Nik flings and bruises himself against the wall of Prudence’s truculence. And it is a joy to read. He learns to bend, relent, give way and, moreover, realizes that what he wants from her is something he hadn’t considered till now: he wants her to need and love him. Prudence, under Nik’s care and desire, finds that her confidence is such that she enjoys sparring with him: “occasionally she took an opposing viewpoint just for the fun of arguing with him.” Here is one of Miss B’s favourite exchanges:
… he would act as if her ability to amuse herself with a walk or a book or a swim was an amazing achievement.
“Maybe you’re only used to helpless, dependent women,” she had contended.
“Or maybe I would like it if you acted as if you needed me occasionally.”
“Sorry … not my style.”
She does love and need him, as he does her. Nik changes, begins to view the world with Prudence’s perspective. They suffer, experience loss together, and are estranged … but they work it out because these changes have been wrought. Prudence, too, relinquishes her truculence to meet him half-way.
There is so much more that Miss Bates can say about this wonderful little novel: there are contraceptive choices that women make that would be interesting to explore; Nik experiences grief and loss that bend his HP machismo in engaging ways; baklava is good; truculence is another word for how the under-dog triumphs. There are also aspects to The Greek’s Chosen Wife that may turn a reader off: the question of Nik’s infidelities during the eight years he and Prudence were apart and his ability to compel Prudence to stay with him on the power of his sexual prowess. On the other hand, this one didn’t bother Miss Bates as much, not because it’s a convention she particularly enjoys.
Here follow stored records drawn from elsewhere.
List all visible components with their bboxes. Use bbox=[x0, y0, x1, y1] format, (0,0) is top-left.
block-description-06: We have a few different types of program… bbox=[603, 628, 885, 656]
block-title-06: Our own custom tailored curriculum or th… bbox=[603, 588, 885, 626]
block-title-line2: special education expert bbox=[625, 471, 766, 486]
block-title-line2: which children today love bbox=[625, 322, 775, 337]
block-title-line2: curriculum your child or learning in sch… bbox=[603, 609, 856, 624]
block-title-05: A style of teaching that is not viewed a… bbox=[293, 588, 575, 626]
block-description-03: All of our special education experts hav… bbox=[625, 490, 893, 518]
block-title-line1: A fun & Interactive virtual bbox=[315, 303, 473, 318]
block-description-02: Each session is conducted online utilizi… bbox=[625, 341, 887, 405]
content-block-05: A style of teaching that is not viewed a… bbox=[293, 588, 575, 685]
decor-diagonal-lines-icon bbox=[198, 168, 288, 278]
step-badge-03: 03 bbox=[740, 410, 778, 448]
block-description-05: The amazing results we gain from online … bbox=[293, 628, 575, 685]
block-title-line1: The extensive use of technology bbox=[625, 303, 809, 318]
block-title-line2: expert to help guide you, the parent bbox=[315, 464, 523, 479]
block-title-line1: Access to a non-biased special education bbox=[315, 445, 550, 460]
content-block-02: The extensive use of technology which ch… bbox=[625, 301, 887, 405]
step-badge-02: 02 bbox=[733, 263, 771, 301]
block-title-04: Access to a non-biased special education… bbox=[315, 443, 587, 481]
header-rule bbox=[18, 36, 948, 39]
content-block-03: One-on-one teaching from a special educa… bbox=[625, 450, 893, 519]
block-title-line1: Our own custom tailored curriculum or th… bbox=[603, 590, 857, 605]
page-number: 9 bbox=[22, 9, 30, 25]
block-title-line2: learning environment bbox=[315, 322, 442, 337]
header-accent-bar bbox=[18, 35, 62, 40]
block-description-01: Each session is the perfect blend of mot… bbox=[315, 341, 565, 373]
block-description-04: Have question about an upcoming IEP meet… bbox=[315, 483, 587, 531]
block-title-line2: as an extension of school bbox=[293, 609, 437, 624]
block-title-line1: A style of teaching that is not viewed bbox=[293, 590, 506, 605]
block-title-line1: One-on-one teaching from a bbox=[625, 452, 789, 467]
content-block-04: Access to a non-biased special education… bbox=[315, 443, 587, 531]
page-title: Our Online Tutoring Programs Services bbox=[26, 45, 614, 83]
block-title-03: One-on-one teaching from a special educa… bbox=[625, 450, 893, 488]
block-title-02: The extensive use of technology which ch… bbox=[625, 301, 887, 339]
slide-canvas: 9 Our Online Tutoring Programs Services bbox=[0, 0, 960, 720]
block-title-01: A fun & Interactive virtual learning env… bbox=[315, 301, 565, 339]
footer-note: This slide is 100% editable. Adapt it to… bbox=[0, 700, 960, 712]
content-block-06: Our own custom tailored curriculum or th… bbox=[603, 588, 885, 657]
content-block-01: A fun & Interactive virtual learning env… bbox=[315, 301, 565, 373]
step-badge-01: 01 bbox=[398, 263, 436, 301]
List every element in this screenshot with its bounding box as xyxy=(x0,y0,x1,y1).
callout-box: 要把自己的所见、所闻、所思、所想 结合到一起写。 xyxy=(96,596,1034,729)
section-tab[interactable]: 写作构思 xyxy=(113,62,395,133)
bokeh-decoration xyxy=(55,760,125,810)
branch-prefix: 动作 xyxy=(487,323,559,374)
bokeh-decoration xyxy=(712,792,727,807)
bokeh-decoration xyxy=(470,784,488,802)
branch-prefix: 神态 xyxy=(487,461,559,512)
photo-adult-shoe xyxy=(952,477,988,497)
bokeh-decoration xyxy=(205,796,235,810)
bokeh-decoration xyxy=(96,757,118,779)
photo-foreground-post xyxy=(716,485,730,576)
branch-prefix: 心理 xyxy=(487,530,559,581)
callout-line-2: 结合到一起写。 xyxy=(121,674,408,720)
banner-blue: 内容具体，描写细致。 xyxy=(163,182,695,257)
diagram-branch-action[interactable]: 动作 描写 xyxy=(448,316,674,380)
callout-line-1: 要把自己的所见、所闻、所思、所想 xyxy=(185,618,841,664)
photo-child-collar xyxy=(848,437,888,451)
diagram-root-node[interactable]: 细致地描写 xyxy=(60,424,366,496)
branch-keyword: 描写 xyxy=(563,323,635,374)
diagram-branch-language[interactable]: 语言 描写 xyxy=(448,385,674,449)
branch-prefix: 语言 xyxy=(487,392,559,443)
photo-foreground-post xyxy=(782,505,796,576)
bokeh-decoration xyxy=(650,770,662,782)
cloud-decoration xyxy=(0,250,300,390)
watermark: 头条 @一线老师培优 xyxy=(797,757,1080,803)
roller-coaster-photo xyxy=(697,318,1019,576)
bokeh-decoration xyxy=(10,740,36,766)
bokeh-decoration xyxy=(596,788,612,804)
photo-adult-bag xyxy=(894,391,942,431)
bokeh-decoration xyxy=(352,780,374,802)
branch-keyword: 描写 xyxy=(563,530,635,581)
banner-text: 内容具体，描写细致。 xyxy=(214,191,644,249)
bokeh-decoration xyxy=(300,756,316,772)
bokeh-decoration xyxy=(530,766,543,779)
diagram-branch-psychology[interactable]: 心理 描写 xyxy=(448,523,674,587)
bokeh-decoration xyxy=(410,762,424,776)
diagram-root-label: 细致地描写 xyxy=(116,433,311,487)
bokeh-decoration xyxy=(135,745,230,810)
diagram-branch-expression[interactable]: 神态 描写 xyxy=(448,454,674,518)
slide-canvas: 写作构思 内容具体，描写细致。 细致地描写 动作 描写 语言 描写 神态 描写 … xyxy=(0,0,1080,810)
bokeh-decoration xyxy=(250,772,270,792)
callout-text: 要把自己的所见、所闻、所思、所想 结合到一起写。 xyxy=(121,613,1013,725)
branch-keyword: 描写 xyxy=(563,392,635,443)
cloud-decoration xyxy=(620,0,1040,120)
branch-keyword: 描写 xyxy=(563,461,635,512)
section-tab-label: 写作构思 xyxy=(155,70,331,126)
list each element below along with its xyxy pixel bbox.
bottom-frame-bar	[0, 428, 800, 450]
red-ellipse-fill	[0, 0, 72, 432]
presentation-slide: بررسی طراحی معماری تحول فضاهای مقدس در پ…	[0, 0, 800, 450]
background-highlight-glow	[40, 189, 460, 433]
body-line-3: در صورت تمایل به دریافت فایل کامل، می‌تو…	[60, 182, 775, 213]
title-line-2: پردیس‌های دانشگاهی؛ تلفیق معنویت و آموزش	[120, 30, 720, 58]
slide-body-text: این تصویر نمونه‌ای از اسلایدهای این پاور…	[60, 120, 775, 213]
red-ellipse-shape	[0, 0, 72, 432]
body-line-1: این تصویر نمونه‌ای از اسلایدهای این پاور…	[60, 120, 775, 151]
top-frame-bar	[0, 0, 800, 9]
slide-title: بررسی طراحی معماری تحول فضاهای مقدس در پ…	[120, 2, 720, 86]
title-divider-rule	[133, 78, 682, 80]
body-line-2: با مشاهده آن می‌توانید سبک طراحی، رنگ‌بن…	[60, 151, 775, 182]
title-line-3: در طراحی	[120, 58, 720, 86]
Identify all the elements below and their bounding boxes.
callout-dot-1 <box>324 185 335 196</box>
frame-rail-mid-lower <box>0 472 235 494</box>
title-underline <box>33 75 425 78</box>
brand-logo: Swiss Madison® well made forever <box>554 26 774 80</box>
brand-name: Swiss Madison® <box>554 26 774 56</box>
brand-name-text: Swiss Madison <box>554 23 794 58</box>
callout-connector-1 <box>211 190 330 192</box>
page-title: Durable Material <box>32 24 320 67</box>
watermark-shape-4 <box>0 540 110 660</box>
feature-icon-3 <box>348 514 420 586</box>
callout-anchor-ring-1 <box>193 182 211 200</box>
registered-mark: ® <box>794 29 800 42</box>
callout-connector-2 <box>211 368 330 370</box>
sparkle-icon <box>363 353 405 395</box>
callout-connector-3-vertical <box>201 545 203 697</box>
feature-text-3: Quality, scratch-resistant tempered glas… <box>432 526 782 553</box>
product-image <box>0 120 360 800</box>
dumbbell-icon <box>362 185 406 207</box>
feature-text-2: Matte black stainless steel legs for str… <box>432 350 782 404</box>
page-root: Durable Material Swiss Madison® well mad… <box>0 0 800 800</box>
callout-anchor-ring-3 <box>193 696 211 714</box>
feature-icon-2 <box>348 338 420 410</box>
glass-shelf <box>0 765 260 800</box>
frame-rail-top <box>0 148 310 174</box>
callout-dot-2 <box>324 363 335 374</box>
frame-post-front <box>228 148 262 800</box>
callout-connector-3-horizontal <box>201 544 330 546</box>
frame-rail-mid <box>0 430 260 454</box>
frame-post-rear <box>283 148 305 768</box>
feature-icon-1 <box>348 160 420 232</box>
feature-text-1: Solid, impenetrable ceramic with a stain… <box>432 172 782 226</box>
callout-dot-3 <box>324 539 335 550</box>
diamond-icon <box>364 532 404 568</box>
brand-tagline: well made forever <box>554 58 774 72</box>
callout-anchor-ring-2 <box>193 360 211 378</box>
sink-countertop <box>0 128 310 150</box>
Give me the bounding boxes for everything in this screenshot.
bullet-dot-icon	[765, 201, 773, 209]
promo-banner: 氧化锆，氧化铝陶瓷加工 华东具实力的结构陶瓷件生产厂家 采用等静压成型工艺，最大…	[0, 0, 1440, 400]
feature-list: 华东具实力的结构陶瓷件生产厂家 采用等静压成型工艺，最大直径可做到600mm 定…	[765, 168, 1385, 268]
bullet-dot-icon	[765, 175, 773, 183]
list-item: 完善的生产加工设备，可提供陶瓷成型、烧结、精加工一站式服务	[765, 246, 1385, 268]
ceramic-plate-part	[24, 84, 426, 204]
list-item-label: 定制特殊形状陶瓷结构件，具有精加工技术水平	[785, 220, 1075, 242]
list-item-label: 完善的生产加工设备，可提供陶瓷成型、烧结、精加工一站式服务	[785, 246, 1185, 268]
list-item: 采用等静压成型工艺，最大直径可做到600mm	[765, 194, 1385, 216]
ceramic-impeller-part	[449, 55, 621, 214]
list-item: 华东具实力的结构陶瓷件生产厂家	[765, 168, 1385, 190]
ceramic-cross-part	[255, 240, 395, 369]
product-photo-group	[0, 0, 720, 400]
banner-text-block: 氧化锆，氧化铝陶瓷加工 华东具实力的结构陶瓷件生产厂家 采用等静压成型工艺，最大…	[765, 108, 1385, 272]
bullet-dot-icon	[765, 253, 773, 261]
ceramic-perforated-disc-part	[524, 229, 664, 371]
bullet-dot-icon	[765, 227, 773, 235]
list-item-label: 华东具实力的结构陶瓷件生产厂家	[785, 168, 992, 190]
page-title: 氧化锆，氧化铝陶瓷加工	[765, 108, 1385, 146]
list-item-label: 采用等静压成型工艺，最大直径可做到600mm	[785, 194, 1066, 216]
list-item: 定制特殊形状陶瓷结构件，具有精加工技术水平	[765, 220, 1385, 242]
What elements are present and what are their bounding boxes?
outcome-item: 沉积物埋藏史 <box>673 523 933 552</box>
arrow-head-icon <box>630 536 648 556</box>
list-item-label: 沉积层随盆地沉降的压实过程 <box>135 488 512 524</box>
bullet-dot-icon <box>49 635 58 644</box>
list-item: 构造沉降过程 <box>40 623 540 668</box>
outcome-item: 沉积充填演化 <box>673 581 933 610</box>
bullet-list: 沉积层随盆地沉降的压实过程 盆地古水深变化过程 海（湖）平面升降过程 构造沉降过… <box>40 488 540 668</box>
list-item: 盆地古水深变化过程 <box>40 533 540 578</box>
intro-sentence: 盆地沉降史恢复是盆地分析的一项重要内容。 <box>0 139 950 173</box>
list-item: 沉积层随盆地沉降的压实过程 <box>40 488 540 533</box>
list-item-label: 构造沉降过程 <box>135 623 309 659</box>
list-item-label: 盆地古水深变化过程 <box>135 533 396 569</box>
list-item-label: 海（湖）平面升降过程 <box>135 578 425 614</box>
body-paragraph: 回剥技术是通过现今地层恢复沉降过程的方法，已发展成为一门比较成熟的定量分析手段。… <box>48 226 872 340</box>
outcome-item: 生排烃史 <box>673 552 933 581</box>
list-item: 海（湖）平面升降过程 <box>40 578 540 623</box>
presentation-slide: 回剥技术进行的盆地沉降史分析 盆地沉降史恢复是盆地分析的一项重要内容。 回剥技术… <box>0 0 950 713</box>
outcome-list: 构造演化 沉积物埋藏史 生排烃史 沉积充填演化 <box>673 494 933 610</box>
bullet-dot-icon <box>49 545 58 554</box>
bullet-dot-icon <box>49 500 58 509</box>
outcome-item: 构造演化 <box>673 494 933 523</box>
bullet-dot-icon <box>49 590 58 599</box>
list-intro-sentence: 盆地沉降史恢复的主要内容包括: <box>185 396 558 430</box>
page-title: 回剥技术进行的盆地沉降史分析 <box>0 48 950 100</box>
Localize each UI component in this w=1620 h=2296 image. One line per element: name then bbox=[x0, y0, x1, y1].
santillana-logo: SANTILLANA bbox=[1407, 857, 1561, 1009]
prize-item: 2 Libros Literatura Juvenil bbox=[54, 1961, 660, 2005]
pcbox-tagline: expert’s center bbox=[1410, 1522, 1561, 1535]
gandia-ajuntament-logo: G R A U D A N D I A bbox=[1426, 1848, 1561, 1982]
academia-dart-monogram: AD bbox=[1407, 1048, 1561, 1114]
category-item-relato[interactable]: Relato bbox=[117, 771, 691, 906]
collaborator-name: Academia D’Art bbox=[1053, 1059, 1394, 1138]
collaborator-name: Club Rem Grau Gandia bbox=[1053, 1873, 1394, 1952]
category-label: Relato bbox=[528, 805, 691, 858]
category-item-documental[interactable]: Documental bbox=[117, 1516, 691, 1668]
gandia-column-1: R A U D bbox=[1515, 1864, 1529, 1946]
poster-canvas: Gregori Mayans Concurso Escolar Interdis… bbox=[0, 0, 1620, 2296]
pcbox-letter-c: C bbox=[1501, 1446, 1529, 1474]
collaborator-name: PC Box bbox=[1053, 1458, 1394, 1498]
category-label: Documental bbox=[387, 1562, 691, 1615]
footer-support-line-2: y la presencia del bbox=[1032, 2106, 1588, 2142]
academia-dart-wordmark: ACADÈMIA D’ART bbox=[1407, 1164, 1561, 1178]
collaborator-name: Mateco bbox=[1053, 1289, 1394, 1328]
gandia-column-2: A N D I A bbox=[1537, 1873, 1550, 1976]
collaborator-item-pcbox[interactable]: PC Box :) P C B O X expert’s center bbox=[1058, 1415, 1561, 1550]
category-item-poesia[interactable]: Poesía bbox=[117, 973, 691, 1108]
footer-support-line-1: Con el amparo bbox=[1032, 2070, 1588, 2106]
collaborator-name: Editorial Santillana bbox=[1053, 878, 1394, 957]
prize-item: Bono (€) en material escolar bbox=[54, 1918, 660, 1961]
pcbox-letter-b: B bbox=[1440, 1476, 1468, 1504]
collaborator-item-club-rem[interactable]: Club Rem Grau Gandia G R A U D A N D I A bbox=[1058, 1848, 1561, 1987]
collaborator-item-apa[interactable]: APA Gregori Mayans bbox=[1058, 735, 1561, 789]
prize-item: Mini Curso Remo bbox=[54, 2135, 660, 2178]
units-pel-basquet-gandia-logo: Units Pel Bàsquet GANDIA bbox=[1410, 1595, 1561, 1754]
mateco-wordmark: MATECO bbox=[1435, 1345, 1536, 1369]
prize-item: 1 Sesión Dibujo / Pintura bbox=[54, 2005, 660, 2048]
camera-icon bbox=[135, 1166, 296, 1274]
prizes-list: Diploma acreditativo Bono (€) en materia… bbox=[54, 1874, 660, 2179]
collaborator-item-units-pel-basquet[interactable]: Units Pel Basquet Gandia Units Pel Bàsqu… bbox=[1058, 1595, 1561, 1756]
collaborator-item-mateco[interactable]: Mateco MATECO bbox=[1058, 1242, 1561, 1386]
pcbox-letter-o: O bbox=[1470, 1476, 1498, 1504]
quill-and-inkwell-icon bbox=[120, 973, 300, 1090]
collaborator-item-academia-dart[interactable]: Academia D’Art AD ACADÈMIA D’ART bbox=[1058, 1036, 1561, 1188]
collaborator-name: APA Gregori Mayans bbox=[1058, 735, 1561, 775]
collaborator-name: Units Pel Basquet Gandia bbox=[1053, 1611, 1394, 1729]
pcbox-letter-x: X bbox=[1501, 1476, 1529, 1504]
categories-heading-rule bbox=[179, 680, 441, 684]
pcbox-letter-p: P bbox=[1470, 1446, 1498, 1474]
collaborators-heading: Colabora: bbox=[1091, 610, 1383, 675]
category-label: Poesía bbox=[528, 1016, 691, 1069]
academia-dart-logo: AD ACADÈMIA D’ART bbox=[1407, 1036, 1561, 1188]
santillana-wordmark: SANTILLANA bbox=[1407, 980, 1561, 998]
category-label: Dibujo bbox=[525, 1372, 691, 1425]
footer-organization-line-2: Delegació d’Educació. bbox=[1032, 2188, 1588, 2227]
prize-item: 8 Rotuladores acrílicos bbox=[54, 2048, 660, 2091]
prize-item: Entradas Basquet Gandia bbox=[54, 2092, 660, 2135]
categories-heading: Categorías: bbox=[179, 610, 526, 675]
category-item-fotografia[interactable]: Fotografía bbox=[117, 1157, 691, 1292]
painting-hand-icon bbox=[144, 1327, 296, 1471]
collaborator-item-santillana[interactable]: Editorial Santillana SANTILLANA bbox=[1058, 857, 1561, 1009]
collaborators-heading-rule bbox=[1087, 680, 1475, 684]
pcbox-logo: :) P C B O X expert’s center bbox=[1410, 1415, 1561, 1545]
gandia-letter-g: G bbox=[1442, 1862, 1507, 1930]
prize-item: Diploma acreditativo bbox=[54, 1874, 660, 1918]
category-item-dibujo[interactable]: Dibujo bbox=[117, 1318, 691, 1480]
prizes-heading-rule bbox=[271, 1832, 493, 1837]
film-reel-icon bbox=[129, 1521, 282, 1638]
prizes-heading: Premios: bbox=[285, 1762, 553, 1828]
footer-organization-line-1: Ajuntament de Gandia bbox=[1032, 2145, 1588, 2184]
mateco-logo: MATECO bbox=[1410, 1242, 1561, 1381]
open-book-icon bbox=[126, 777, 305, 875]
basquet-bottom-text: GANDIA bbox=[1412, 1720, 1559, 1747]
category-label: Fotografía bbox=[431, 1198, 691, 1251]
Rather, it bespeaks an appetitive heroine, one as bold in reaching for baklava and satisfying hunger as reaching, well, for a fierce Greek millionaire …
(Pet peeve: misusing Greek endearments; for most of the novel, Nik playfully, affectionately, calls Prudence, “pethi mou,” and “thespinis mou.” The former, “my child,” is just plain ick; the latter is nonsensical, as it means “my miss.” He throws in a “glikia mou,” my sweet, which is okay. When he uses an endearment that is quite lovely, “agapi mou,” “my love,” he’s finally capitulated to everything wonderful Prudence is and does.)
Miss Bates holds her slightly battered M&B copy of Lynne Graham’s The Greek’s Chosen Wife close to her heart because her Twitter buddy, Vassiliki, sent it to her because she’s great and generous (and likely makes a mean baklava) and thought Miss B. would enjoy it.
Who are your favourite truculent heroines?